Великий пост, приближается Страстная неделя, время покаяния. Я сижу на небольшой скамеечке в боковом приделе. В полумраке церкви видны фигуры – две старые девы, вот уж кто не беспокоится за свое жалкое тело, не приносящее плодов!
Я стыжусь этой отдающей средневековьем веры. Я знакома с научной теорией происхождения жизни, я знаю, что жизнь зародилась в воде, куда попали микроорганизмы, я читала труды агностиков, рассуждения самых вольнодумных мистиков… я путешествовала, знала плотские утехи, вышла замуж и развелась, в конце концов, я современная женщина, без предрассудков. Что я делаю здесь, вместе с этими ханжами? Вечер среды, всюду продаются шоколадные яйца, дети ждут подарков, Его ждет Голгофа.
Мне неуютно на этой скамеечке, чувствую, что я здесь некстати, я присваиваю чужое, как те туристы, которые, дожевывая бутерброд, разглядывают фрески через объектив фотоаппарата. Хочу уйти сейчас же, немедленно, но остаюсь, сижу и плачу.
Я всегда считала, что могу управлять своей жизнью, контролировать каждый свой шаг. Долгое время принимала противозачаточные таблетки. Смешно!
На этот праздник жизни меня не пригласили. Наверное, нужно смириться. Я знаю, не всем дано иметь детей.
Сижу, вцепившись в сумку, – там бумажник, раздутый от кредиток, документы, паспортные данные: глаза голубые, волосы каштановые, пол женский. Чрево мертвое.
Разум сыграл со мной злую шутку. Мой рационализм оказался никчемным. Почва, на которой, казалось, я крепко стояла, уходит из-под ног.
Мне не хватает храбрости уверовать. Простодушия во мне тоже нет. Бог со своей высоты всего лишь потворствует человеческим недостаткам.
Врач говорил о чуде, о последней возможности, не постижимой разумом. Я, по правде говоря, пришла сюда за чудом. Сделала нелепую попытку и ухожу, поджав хвост: нет надежды на воздаяние, когда вера настолько слаба. Хочу встать, но что-то меня удерживает, заставляет склонить голову, смириться.
«Может быть, я и не верю в Тебя, но Ты, Всемилостивый, наверное, веришь в меня…»
Я научилась молиться.
«…Дай мне прочесть добрый знак в судьбе, которой я покоряюсь, больше ни о чем Тебя не прошу…»
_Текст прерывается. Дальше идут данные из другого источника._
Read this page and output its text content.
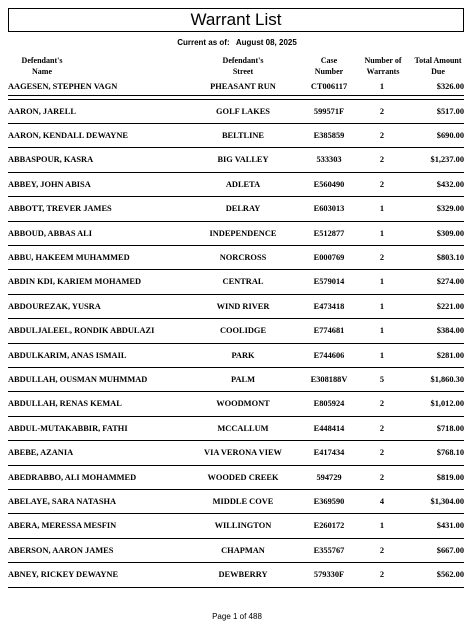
Warrant List
Current as of: August 08, 2025
Defendant's
Name
Defendant's
Street
Case
Number
Number of
Warrants
Total Amount
Due
AAGESEN, STEPHEN VAGN	PHEASANT RUN	CT006117	1	$326.00
AARON, JARELL	GOLF LAKES	599571F	2	$517.00
AARON, KENDALL DEWAYNE	BELTLINE	E385859	2	$690.00
ABBASPOUR, KASRA	BIG VALLEY	533303	2	$1,237.00
ABBEY, JOHN ABISA	ADLETA	E560490	2	$432.00
ABBOTT, TREVER JAMES	DELRAY	E603013	1	$329.00
ABBOUD, ABBAS ALI	INDEPENDENCE	E512877	1	$309.00
ABBU, HAKEEM MUHAMMED	NORCROSS	E000769	2	$803.10
ABDIN KDI, KARIEM MOHAMED	CENTRAL	E579014	1	$274.00
ABDOUREZAK, YUSRA	WIND RIVER	E473418	1	$221.00
ABDULJALEEL, RONDIK ABDULAZI	COOLIDGE	E774681	1	$384.00
ABDULKARIM, ANAS ISMAIL	PARK	E744606	1	$281.00
ABDULLAH, OUSMAN MUHMMAD	PALM	E308188V	5	$1,860.30
ABDULLAH, RENAS KEMAL	WOODMONT	E805924	2	$1,012.00
ABDUL-MUTAKABBIR, FATHI	MCCALLUM	E448414	2	$718.00
ABEBE, AZANIA	VIA VERONA VIEW	E417434	2	$768.10
ABEDRABBO, ALI MOHAMMED	WOODED CREEK	594729	2	$819.00
ABELAYE, SARA NATASHA	MIDDLE COVE	E369590	4	$1,304.00
ABERA, MERESSA MESFIN	WILLINGTON	E260172	1	$431.00
ABERSON, AARON JAMES	CHAPMAN	E355767	2	$667.00
ABNEY, RICKEY DEWAYNE	DEWBERRY	579330F	2	$562.00
Page 1 of 488
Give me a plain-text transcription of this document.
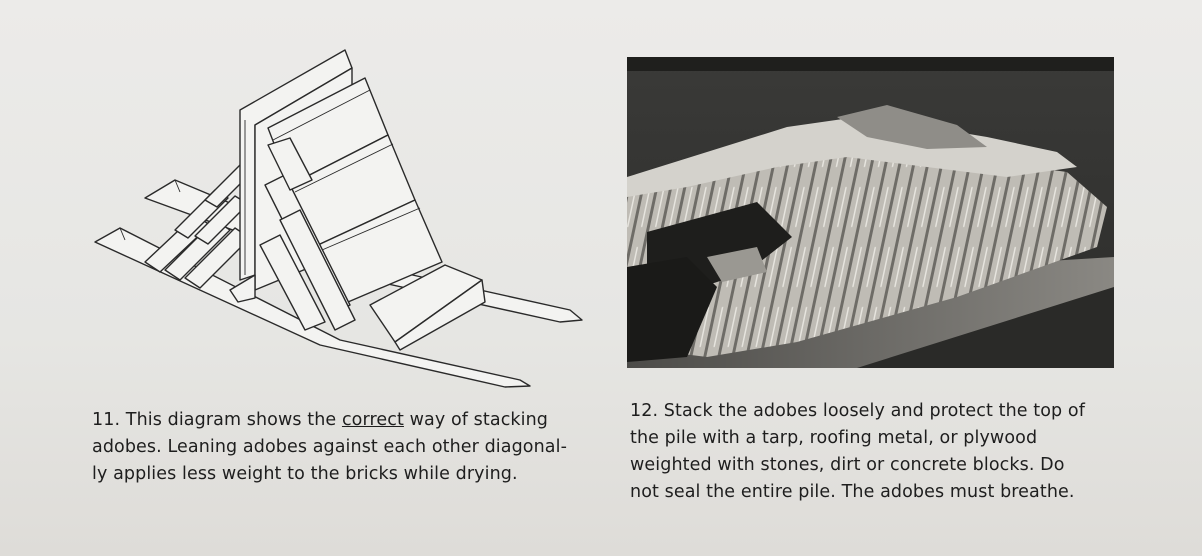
11. This diagram shows the correct way of stacking
adobes. Leaning adobes against each other diagonal-
ly applies less weight to the bricks while drying.
12. Stack the adobes loosely and protect the top of
the pile with a tarp, roofing metal, or plywood
weighted with stones, dirt or concrete blocks. Do
not seal the entire pile. The adobes must breathe.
Осеняю себя крестом. Передо мной Благовещение – сцена, полная смятения: стремительный архангел Гавриил и Мадонна – маленькая, раздавленная знамением. Испытанием.
После тренировки долго растираюсь разными кремами. Теперь я предаюсь любви истово, боюсь возвращаться к действительности. Сосредоточенно ищу внутри себя наслаждение, чреватое одиночеством. Но мне мешает любая мелочь, малейший шум. Диего опускается рядом, мы – два отдельно существующих тела. Он смотрит на мою спину, говорит, что можно просто полежать рядом, обнявшись…
Скольжу взглядом по нагому телу Диего, по его мошонке с плодоносным семенем. Набрасываюсь на него, хочу, чтобы он ответил насилием, но Диего на это не способен.
Если мы занимаемся любовью, значит, мы пара. Иначе кто мы, что нас ждет?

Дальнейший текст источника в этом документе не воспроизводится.